22nd Annual Hilla Rebay Lecture
Kandinsky’s Apocalyptic Vision
WED, OCT 14, 6:30 pm
Reinhold Heller, Professor Emeritus, Art History and Germanic Studies, University of Chicago
In the key years around 1910 when Kandinsky was pioneering abstraction, the artist’s writings and art were shaped by a fascination with the apocalypse. This lecture weighs the intriguing fusion of a chiliastic destruction and an emergent utopian future that characterizes Kandinsky’s thought and art. Tickets are free and will be available on the day of the lecture on a first-come, first-served basis.

Fall Family Day
SUN, NOV 22, 2–5 pm
Fall Family Day celebrates the museum’s architecture and the artworks of Kandinsky. Families engage in conversations, art-making activities, performances, and storytelling. The program is recommended for children ages 4–10, but all are welcome. No reservations are needed. $15 per family; $10 members; Free for Family Members, Cool Culture, and Guggenheim partner schools.

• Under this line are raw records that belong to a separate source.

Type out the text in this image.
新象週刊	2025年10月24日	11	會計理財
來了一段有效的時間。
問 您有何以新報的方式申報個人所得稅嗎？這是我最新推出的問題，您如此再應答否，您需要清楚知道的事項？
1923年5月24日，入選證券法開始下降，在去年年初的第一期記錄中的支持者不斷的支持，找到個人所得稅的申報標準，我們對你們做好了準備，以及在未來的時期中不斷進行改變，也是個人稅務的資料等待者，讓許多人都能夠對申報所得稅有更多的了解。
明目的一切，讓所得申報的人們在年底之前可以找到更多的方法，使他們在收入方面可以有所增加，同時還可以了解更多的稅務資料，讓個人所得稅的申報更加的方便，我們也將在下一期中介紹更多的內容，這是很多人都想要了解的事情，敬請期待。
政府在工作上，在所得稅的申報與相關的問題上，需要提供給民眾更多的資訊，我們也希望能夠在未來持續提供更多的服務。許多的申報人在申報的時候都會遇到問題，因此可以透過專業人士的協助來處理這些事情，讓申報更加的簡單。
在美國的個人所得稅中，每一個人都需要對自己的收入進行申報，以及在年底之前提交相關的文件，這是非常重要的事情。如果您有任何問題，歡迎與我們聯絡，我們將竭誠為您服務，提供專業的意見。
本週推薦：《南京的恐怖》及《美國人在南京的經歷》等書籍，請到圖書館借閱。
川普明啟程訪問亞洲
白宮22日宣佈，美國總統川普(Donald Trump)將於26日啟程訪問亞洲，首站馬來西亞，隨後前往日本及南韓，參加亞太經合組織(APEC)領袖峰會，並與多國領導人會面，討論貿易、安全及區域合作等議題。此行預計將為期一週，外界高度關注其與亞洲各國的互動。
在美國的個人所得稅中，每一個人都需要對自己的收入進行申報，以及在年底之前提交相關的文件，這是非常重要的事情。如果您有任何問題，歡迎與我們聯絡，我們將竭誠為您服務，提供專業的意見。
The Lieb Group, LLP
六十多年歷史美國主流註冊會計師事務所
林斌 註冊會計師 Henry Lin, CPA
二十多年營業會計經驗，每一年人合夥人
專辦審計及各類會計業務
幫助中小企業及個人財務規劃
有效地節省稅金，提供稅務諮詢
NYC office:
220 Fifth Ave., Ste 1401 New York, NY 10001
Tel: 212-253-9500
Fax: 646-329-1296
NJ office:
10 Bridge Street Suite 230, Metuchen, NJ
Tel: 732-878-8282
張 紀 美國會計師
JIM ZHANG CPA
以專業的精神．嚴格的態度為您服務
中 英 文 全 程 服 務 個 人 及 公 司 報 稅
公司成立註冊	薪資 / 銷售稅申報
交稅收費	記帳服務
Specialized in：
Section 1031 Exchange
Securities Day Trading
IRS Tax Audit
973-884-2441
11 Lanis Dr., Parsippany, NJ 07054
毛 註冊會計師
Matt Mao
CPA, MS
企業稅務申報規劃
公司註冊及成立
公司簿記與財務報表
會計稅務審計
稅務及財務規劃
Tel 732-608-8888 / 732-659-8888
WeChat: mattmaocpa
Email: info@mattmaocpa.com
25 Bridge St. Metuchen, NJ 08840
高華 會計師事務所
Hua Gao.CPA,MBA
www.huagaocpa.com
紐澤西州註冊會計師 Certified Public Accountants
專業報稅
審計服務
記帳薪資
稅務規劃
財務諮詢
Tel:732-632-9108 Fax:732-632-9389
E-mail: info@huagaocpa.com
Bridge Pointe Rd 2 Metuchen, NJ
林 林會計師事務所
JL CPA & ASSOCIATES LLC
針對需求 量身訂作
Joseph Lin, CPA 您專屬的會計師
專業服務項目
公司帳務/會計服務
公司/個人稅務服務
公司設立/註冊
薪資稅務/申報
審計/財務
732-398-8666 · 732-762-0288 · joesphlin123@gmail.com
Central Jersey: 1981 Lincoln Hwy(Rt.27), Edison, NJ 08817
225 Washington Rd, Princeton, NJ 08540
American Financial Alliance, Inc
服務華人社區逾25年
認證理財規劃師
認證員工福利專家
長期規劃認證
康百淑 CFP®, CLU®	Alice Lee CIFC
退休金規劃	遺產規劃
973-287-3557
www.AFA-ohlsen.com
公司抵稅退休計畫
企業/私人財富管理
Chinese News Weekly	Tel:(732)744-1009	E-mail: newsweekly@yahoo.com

WORKS & PROCESS AT THE GUGGENHEIM

Kandinsky In Performance
Works & Process at the Guggenheim presents two programs exploring Kandinsky’s aesthetic through the performing arts.

Levels of Nothingness
Rafael Lozano-Hemmer
New Commission
SAT, SEPT 19, AND MON, SEPT 21, 7:30 pm
Inspired by Kandinsky’s stage composition, Der gelbe Klang (Yellow Sound, 1912), Mexican artist Rafael Lozano-Hemmer has designed an installation where projected colors are derived from human voices, creating an interactive light performance. Isabella Rossellini reads philosophical texts on skepticism, color, and perception, and her voice is analyzed by computers that will control a full rigging of rock-and-roll concert lighting. Following the performance, audience members will have the opportunity to test the color-generating microphone.

The Blue Rider In Performance
New Commission
WED, SEPT 23, AND FRI, SEPT 25, 8 pm
Miller Theatre, Columbia University, 116th St and Broadway
Tickets available only at the Miller Theatre Box Office 212 854 7799 or millertheatre.com.
Kandinsky’s Der Blaue Reiter (The Blue Rider Almanac) of 1912 brought together art, music, and writing from avant-garde movements across Europe, capturing a short-lived moment of international experimentalism that was abruptly halted by the outbreak of World War I. Drawing upon the Blue Rider Almanac, this production explores the dynamic interaction of music, light, and visual imagery rooted in Kandinsky’s connections to artists in Russia and Germany. Pianist Sarah Rothenberg and soprano Susan Narucki perform music from the era with light projections. The Brentano String Quartet will perform Schönberg’s groundbreaking Second String Quartet, a movement of which will be brought to life by Armitage Gone! Dance.